Argentine ex-president faces new probe over bombing

Dec 30, 2016

She is accused of conspiring to protect high-ranking Iranian officials suspected of ordering the Lebanese Shiite militant group Hezbollah to carry out the attack.

PIC: Ex-President Cristina Kirchner waving upon her arrival for a hearing in court for alleged fraud in the concession of public works during her term in Buenos Aires on October 31, 2016. (AFP)

An Argentine appeals court ordered a new investigation Thursday into charges that ex-president Cristina Kirchner obstructed a probe into a 1994 bombing that killed 85 people at a Jewish community center.

She is accused of conspiring to protect high-ranking Iranian officials suspected of ordering the Lebanese Shiite militant group Hezbollah to carry out the attack.

Kirchner, Argentina's president from 2007 to 2015, allegedly received oil and trade benefits from Iran in exchange for signing off on a deal that enabled the suspects to avoid prosecution.

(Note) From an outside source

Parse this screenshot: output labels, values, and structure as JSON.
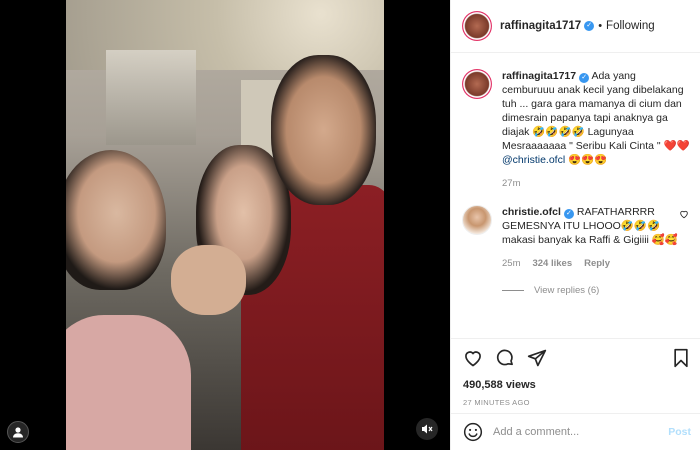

The accusations were first leveled by the late prosecutor Alberto Nisman, who was found dead the night before he was due to present them to Congress in January 2015.

Iran has denied involvement in the attack. Kirchner likewise denies the allegations against her.

Four lower courts had thrown the case out on grounds there was no evidence a crime had been committed.

But the new decision reopens a murky case that has dogged Kirchner since her presidency, a day after she was charged in a separate corruption case.

The three judges also ordered the case be removed from the court of their colleague Daniel Rafecas and transferred to a randomly selected judge.

Rafecas threw out the original request to reopen Nisman's case, brought by the Delegation of Argentine Jewish Associations (DAIA).

The unsolved bombing at the Argentine Jewish Mutual Association (AMIA) in Buenos Aires was the deadliest terror attack in Argentine history.

It still haunts the country two decades later.

No one has been convicted for the bombing, which wounded 300 people.

Nisman's death also remains unsolved nearly two years on.

The case was transferred in September to federal investigators, who are now tasked with determining whether it was a suicide or homicide.

Nisman, who had ordered arrest warrants for Iranian officials, including ex-president Akbar Hashemi Rafsanjani, was found dead on his bathroom floor with a bullet through his head.